15 December 2005

Orde: It's time for Sinn Fein to wise up

Belfast Telegraph

By Sean O'Driscoll
15 December 2005

Senior republicans need to "wise up" and stop thanking the police behind closed doors for stopping loyalist riots while refusing to endorse the police in public, according to Chief Constable Sir Hugh Orde.

Speaking at the National Committee on American Foreign Policy in New York on Tuesday, Sir Hugh said that his force never gets public praise from republicans, even though senior republicans thank him in private for defending their communities against loyalist attacks.

"I think republicans need to move on and wise up," he said.

He said the situation emphasised the need for Sinn Fein to publicly support the Police Service of Northern Ireland and join the policing board.

"I don't think its tenable for them to stay outside any longer," he said, before adding that Northern Ireland was still in a position where republicans will not acknowledge that the police have made very significant changes.

He said that republicans were very grateful that loyalists were unable to penetrate police lines during mass loyalist rioting on September 10 and accepted that police held the line even thought they were being shot at by loyalists.

"I got feedback from senior republicans behind the scenes saying: 'We understand what you did, we take no pleasure in the fact that you were shot at and we recognise that you protected our communities but we are incapable or unwilling to say that publicly.'

"I don't think that's acceptable. I think they need to move on and wise up in that regard" he said.

Sir Hugh said that republicans are not enrolling as police officers but said that a decision by Sinn Fein to join the policing board would "open the floodgates", he said.

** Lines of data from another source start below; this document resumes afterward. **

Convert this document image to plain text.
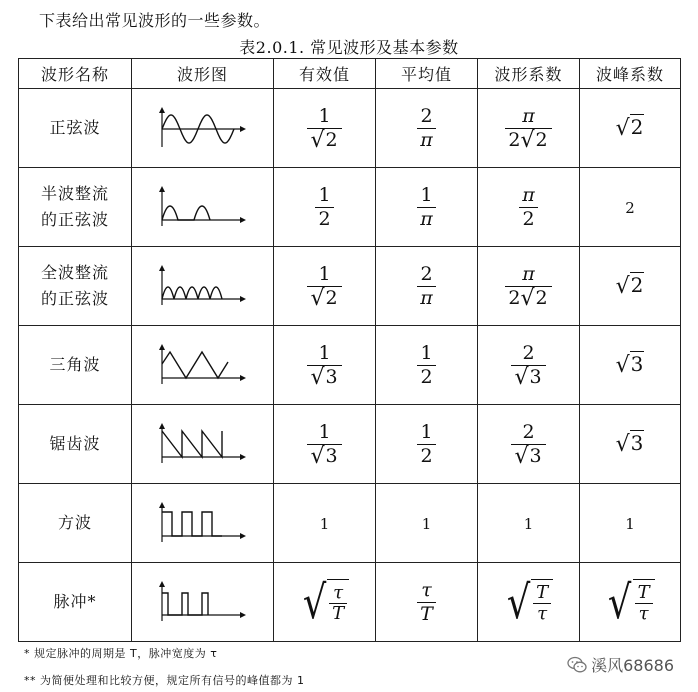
下表给出常见波形的一些参数。
表2.0.1. 常见波形及基本参数
波形名称	波形图	有效值	平均值	波形系数	波峰系数

正弦波		$\frac{1}{√2}$	$\frac{2}{\pi}$	$\frac{\pi}{2√2}$	√2

半波整流
的正弦波		$\frac{1}{2}$	$\frac{1}{\pi}$	$\frac{\pi}{2}$	2

全波整流
的正弦波		$\frac{1}{√2}$	$\frac{2}{\pi}$	$\frac{\pi}{2√2}$	√2

三角波		$\frac{1}{√3}$	$\frac{1}{2}$	$\frac{2}{√3}$	√3

锯齿波		$\frac{1}{√3}$	$\frac{1}{2}$	$\frac{2}{√3}$	√3

方波		1	1	1	1

脉冲*		√ $\frac{\tau}{T}$	$\frac{\tau}{T}$	√ $\frac{T}{\tau}$	√ $\frac{T}{\tau}$
* 规定脉冲的周期是 T，脉冲宽度为 τ
** 为简便处理和比较方便，规定所有信号的峰值都为 1
溪风68686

"There are people out there who are just waiting for that positive endorsement on policing. It seems to me to be the way to change policing," he said.

And he added that there were already more people joining the policing from the nationalist areas west of the Bann river than from the loyalist Shankill Road in Belfast.

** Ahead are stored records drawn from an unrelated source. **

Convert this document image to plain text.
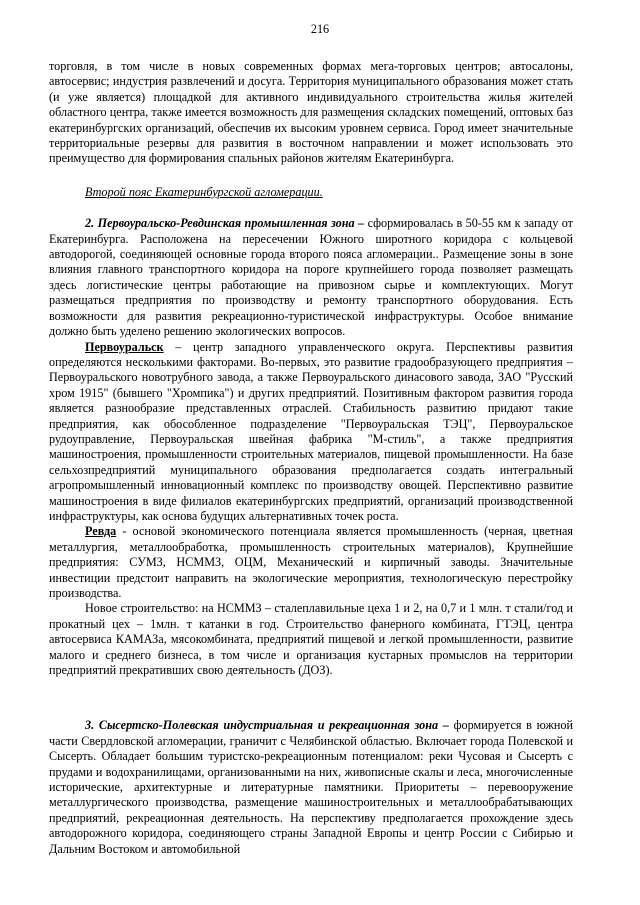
216

торговля, в том числе в новых современных формах мега-торговых центров; автосалоны, автосервис; индустрия развлечений и досуга. Территория муниципального образования может стать (и уже является) площадкой для активного индивидуального строительства жилья жителей областного центра, также имеется возможность для размещения складских помещений, оптовых баз екатеринбургских организаций, обеспечив их высоким уровнем сервиса. Город имеет значительные территориальные резервы для развития в восточном направлении и может использовать это преимущество для формирования спальных районов жителям Екатеринбурга.

Второй пояс Екатеринбургской агломерации.

2. Первоуральско-Ревдинская промышленная зона – сформировалась в 50-55 км к западу от Екатеринбурга. Расположена на пересечении Южного широтного коридора с кольцевой автодорогой, соединяющей основные города второго пояса агломерации.. Размещение зоны в зоне влияния главного транспортного коридора на пороге крупнейшего города позволяет размещать здесь логистические центры работающие на привозном сырье и комплектующих. Могут размещаться предприятия по производству и ремонту транспортного оборудования. Есть возможности для развития рекреационно-туристической инфраструктуры. Особое внимание должно быть уделено решению экологических вопросов.

Первоуральск – центр западного управленческого округа. Перспективы развития определяются несколькими факторами. Во-первых, это развитие градообразующего предприятия – Первоуральского новотрубного завода, а также Первоуральского динасового завода, ЗАО "Русский хром 1915" (бывшего "Хромпика") и других предприятий. Позитивным фактором развития города является разнообразие представленных отраслей. Стабильность развитию придают такие предприятия, как обособленное подразделение "Первоуральская ТЭЦ", Первоуральское рудоуправление, Первоуральская швейная фабрика "М-стиль", а также предприятия машиностроения, промышленности строительных материалов, пищевой промышленности. На базе сельхозпредприятий муниципального образования предполагается создать интегральный агропромышленный инновационный комплекс по производству овощей. Перспективно развитие машиностроения в виде филиалов екатеринбургских предприятий, организаций производственной инфраструктуры, как основа будущих альтернативных точек роста.

Ревда - основой экономического потенциала является промышленность (черная, цветная металлургия, металлообработка, промышленность строительных материалов), Крупнейшие предприятия: СУМЗ, НСММЗ, ОЦМ, Механический и кирпичный заводы. Значительные инвестиции предстоит направить на экологические мероприятия, технологическую перестройку производства.

Новое строительство: на НСММЗ – сталеплавильные цеха 1 и 2, на 0,7 и 1 млн. т стали/год и прокатный цех – 1млн. т катанки в год. Строительство фанерного комбината, ГТЭЦ, центра автосервиса КАМАЗа, мясокомбината, предприятий пищевой и легкой промышленности, развитие малого и среднего бизнеса, в том числе и организация кустарных промыслов на территории предприятий прекративших свою деятельность (ДОЗ).

3. Сысертско-Полевская индустриальная и рекреационная зона – формируется в южной части Свердловской агломерации, граничит с Челябинской областью. Включает города Полевской и Сысерть. Обладает большим туристско-рекреационным потенциалом: реки Чусовая и Сысерть с прудами и водохранилищами, организованными на них, живописные скалы и леса, многочисленные исторические, архитектурные и литературные памятники. Приоритеты – перевооружение металлургического производства, размещение машиностроительных и металлообрабатывающих предприятий, рекреационная деятельность. На перспективу предполагается прохождение здесь автодорожного коридора, соединяющего страны Западной Европы и центр России с Сибирью и Дальним Востоком и автомобильной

Sir Hugh was stopping off in New York after briefing senior police officers in San Diego on Northern Ireland policing methods.

He said senior San Diego officers could not believe the restraint shown by Northern Ireland officers during the loyalist riots.

He said that his officers were shot at 150 times during the riot and only fired six live rounds back, and joked that they only hit two people because his officers were not very good shots.